The platform stats page shows :
- Main Counts
- Total Votes
- Total Polls
- Total Events
- Total IPs
- Device Data
- Browser Data
- OS Data
- Endpoint Data
- Poll Attributes Data
- Feed Privacy
- Number of Options
- Analytics Privacy
- Expiration Time
- Returning v/s One-Time Users
- Polls Created v/s Day
- Events Created v/s Day
- Votes v/s Day
- Tag Data
- Location Data
I faced a lot of challenges during the course of this project. Initially, most of the challenges were because I had not worked with React before and understanding it and getting it to do what I wanted was hard. Also deploying the app to cPanel was annoying because its interface is archaic so I moved to Heroku instead. Another problem I faced was with deploying the react app with a node backend using the express framework. The server was running on port 5000 and react ran on port 3000. Getting both the ports to communicate required adding a proxy to the React which took some time to figure out.
After the template app was successfully deployed the form was the next challenge. I wanted the UI to be as seamless as possible while supporting thorough input validation so that the database doesn’t store corrupt data. These were mostly frontend based challenges that were cleared by reading articles online.
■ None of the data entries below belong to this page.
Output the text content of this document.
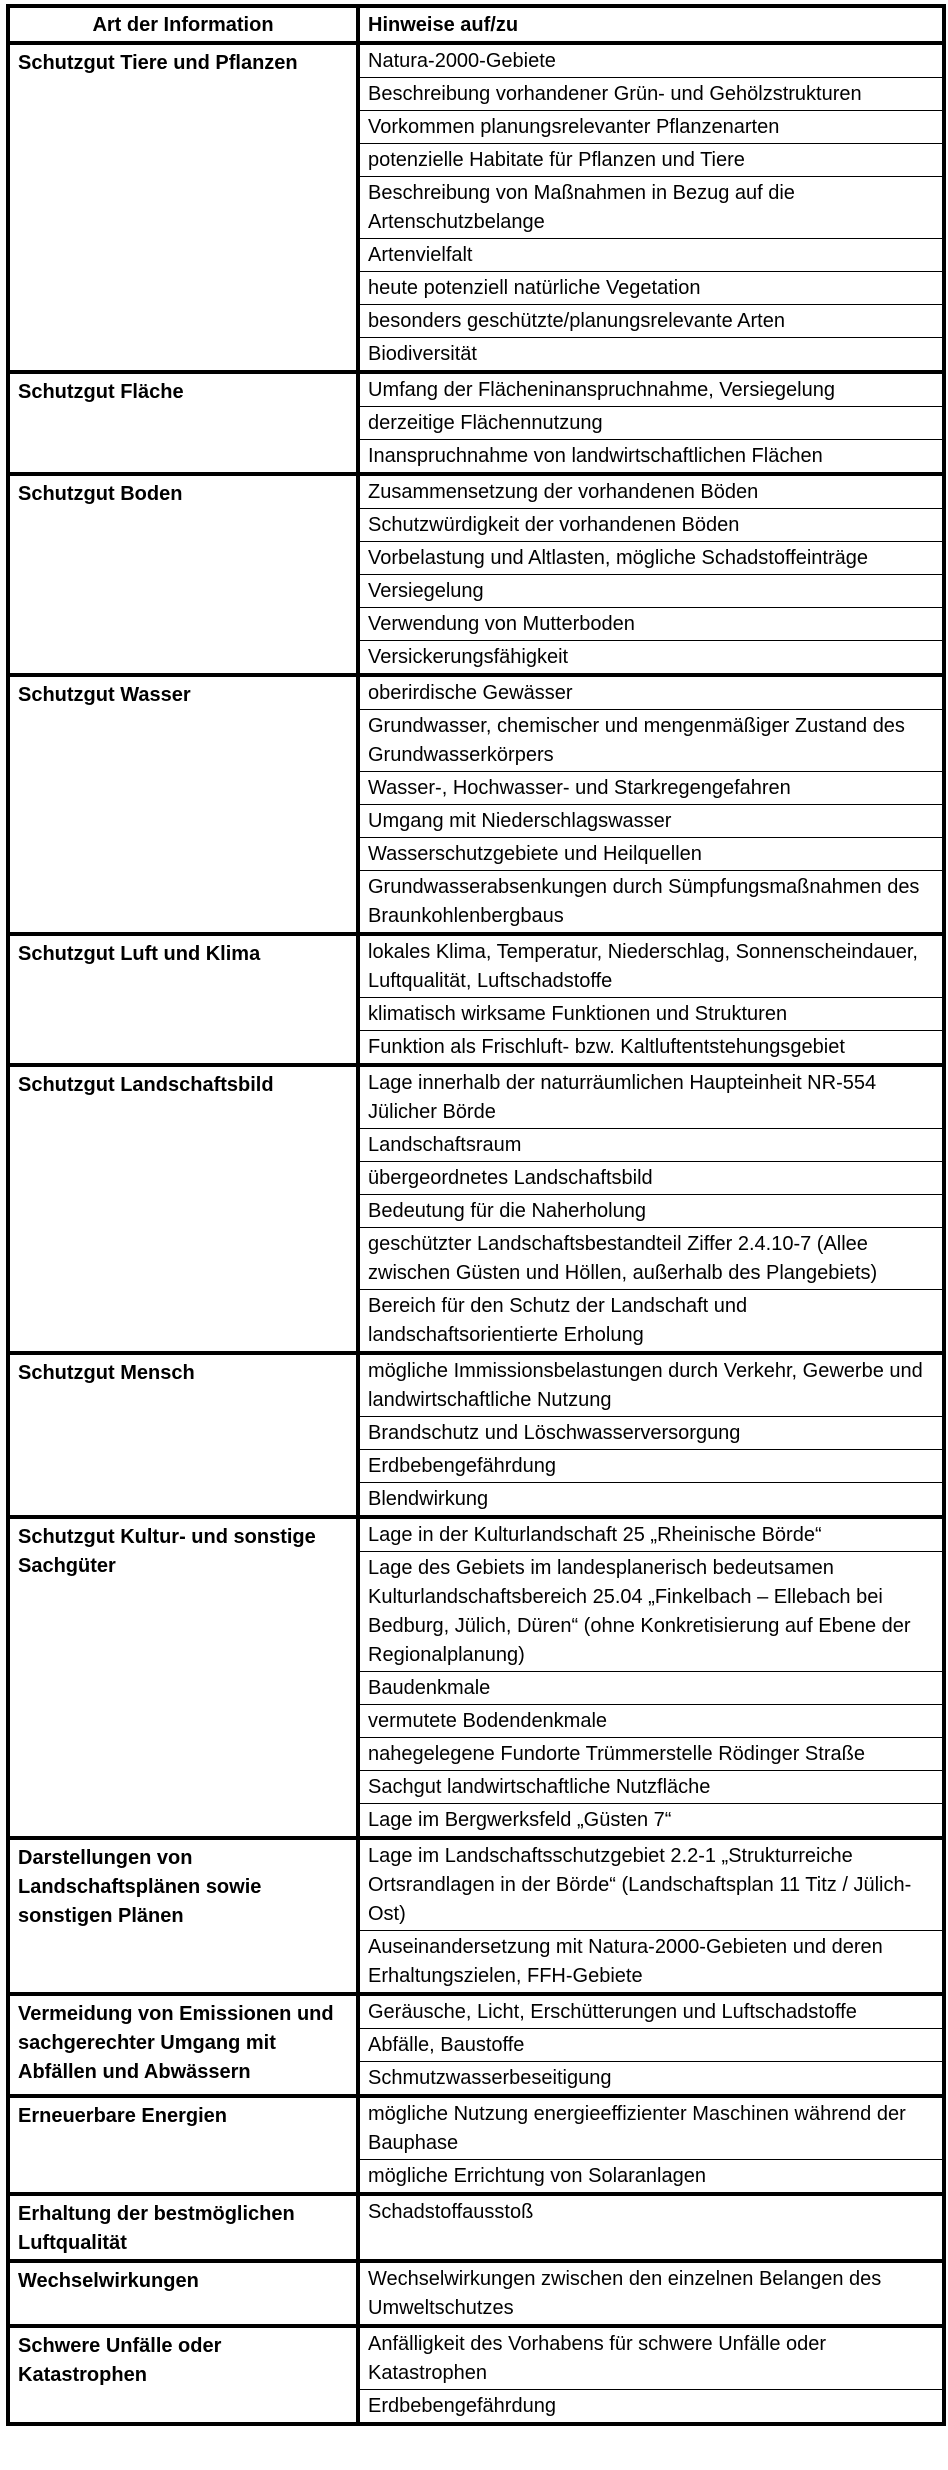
Art der Information	Hinweise auf/zu
Schutzgut Tiere und Pflanzen	Natura-2000-Gebiete
	Beschreibung vorhandener Grün- und Gehölzstrukturen
	Vorkommen planungsrelevanter Pflanzenarten
	potenzielle Habitate für Pflanzen und Tiere
	Beschreibung von Maßnahmen in Bezug auf die Artenschutzbelange
	Artenvielfalt
	heute potenziell natürliche Vegetation
	besonders geschützte/planungsrelevante Arten
	Biodiversität
Schutzgut Fläche	Umfang der Flächeninanspruchnahme, Versiegelung
	derzeitige Flächennutzung
	Inanspruchnahme von landwirtschaftlichen Flächen
Schutzgut Boden	Zusammensetzung der vorhandenen Böden
	Schutzwürdigkeit der vorhandenen Böden
	Vorbelastung und Altlasten, mögliche Schadstoffeinträge
	Versiegelung
	Verwendung von Mutterboden
	Versickerungsfähigkeit
Schutzgut Wasser	oberirdische Gewässer
	Grundwasser, chemischer und mengenmäßiger Zustand des Grundwasserkörpers
	Wasser-, Hochwasser- und Starkregengefahren
	Umgang mit Niederschlagswasser
	Wasserschutzgebiete und Heilquellen
	Grundwasserabsenkungen durch Sümpfungsmaßnahmen des Braunkohlenbergbaus
Schutzgut Luft und Klima	lokales Klima, Temperatur, Niederschlag, Sonnenscheindauer, Luftqualität, Luftschadstoffe
	klimatisch wirksame Funktionen und Strukturen
	Funktion als Frischluft- bzw. Kaltluftentstehungsgebiet
Schutzgut Landschaftsbild	Lage innerhalb der naturräumlichen Haupteinheit NR-554 Jülicher Börde
	Landschaftsraum
	übergeordnetes Landschaftsbild
	Bedeutung für die Naherholung
	geschützter Landschaftsbestandteil Ziffer 2.4.10-7 (Allee zwischen Güsten und Höllen, außerhalb des Plangebiets)
	Bereich für den Schutz der Landschaft und landschaftsorientierte Erholung
Schutzgut Mensch	mögliche Immissionsbelastungen durch Verkehr, Gewerbe und landwirtschaftliche Nutzung
	Brandschutz und Löschwasserversorgung
	Erdbebengefährdung
	Blendwirkung
Schutzgut Kultur- und sonstige Sachgüter	Lage in der Kulturlandschaft 25 „Rheinische Börde“
	Lage des Gebiets im landesplanerisch bedeutsamen Kulturlandschaftsbereich 25.04 „Finkelbach – Ellebach bei Bedburg, Jülich, Düren“ (ohne Konkretisierung auf Ebene der Regionalplanung)
	Baudenkmale
	vermutete Bodendenkmale
	nahegelegene Fundorte Trümmerstelle Rödinger Straße
	Sachgut landwirtschaftliche Nutzfläche
	Lage im Bergwerksfeld „Güsten 7“
Darstellungen von Landschaftsplänen sowie sonstigen Plänen	Lage im Landschaftsschutzgebiet 2.2-1 „Strukturreiche Ortsrandlagen in der Börde“ (Landschaftsplan 11 Titz / Jülich-Ost)
	Auseinandersetzung mit Natura-2000-Gebieten und deren Erhaltungszielen, FFH-Gebiete
Vermeidung von Emissionen und sachgerechter Umgang mit Abfällen und Abwässern	Geräusche, Licht, Erschütterungen und Luftschadstoffe
	Abfälle, Baustoffe
	Schmutzwasserbeseitigung
Erneuerbare Energien	mögliche Nutzung energieeffizienter Maschinen während der Bauphase
	mögliche Errichtung von Solaranlagen
Erhaltung der bestmöglichen Luftqualität	Schadstoffausstoß
Wechselwirkungen	Wechselwirkungen zwischen den einzelnen Belangen des Umweltschutzes
Schwere Unfälle oder Katastrophen	Anfälligkeit des Vorhabens für schwere Unfälle oder Katastrophen
	Erdbebengefährdung
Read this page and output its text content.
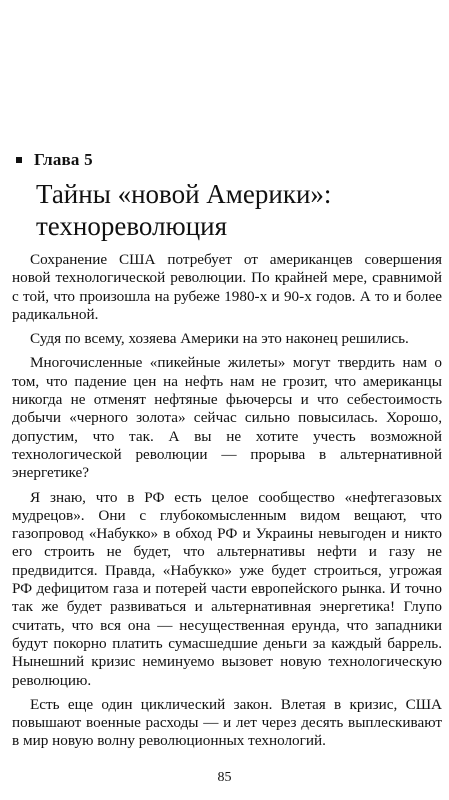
Глава 5
Тайны «новой Америки»: технореволюция

Сохранение США потребует от американцев совершения новой технологической революции. По крайней мере, сравнимой с той, что произошла на рубеже 1980-х и 90-х годов. А то и более радикальной.

Судя по всему, хозяева Америки на это наконец решились.

Многочисленные «пикейные жилеты» могут твердить нам о том, что падение цен на нефть нам не грозит, что американцы никогда не отменят нефтяные фьючерсы и что себестоимость добычи «черного золота» сейчас сильно повысилась. Хорошо, допустим, что так. А вы не хотите учесть возможной технологической революции — прорыва в альтернативной энергетике?

Я знаю, что в РФ есть целое сообщество «нефтегазовых мудрецов». Они с глубокомысленным видом вещают, что газопровод «Набукко» в обход РФ и Украины невыгоден и никто его строить не будет, что альтернативы нефти и газу не предвидится. Правда, «Набукко» уже будет строиться, угрожая РФ дефицитом газа и потерей части европейского рынка. И точно так же будет развиваться и альтернативная энергетика! Глупо считать, что вся она — несущественная ерунда, что западники будут покорно платить сумасшедшие деньги за каждый баррель. Нынешний кризис неминуемо вызовет новую технологическую революцию.

Есть еще один циклический закон. Влетая в кризис, США повышают военные расходы — и лет через десять выплескивают в мир новую волну революционных технологий.

85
Another problem I had was with the MySQL npm package I used. It requires the input in a certain way - for eg., table names need to be enveloped by apostrophes (‘poll’). If a user Added an apostrophe in their question or options, MySQL would throw a syntax error. To account for this I used RegEx to replace every apostrophe in the input with ”§” and then replace it back again before displaying it on the frontend.
Figuring out all the aspects of a unique vote without having to log in was challenging and I needed to do a lot of research on how browser APIs worked to be able to detect incognito mode and also how tech companies like Netflix detect VPNs in order to follow suit for my application. Logging through Facebook also caused significant grief. Since their data breach, they have only made oAuth accessible on SSL. I hosted our app using a dyno plan in order to add Facebook login.
Another challenge was to create an embed endpoint in order to be able to embed a ballot poll anywhere on any website. This occurred because
<i frame> basically embeds a webpage within another and for my case, I had a persistent login head from the
Route.js page. It wouldn’t have context on another page and the app would crash. To account for this I added a handler function which was passed to the embed component on react and in the constructor I called the function which changed state in the parent. This allowed me to be able to embed polls within other websites.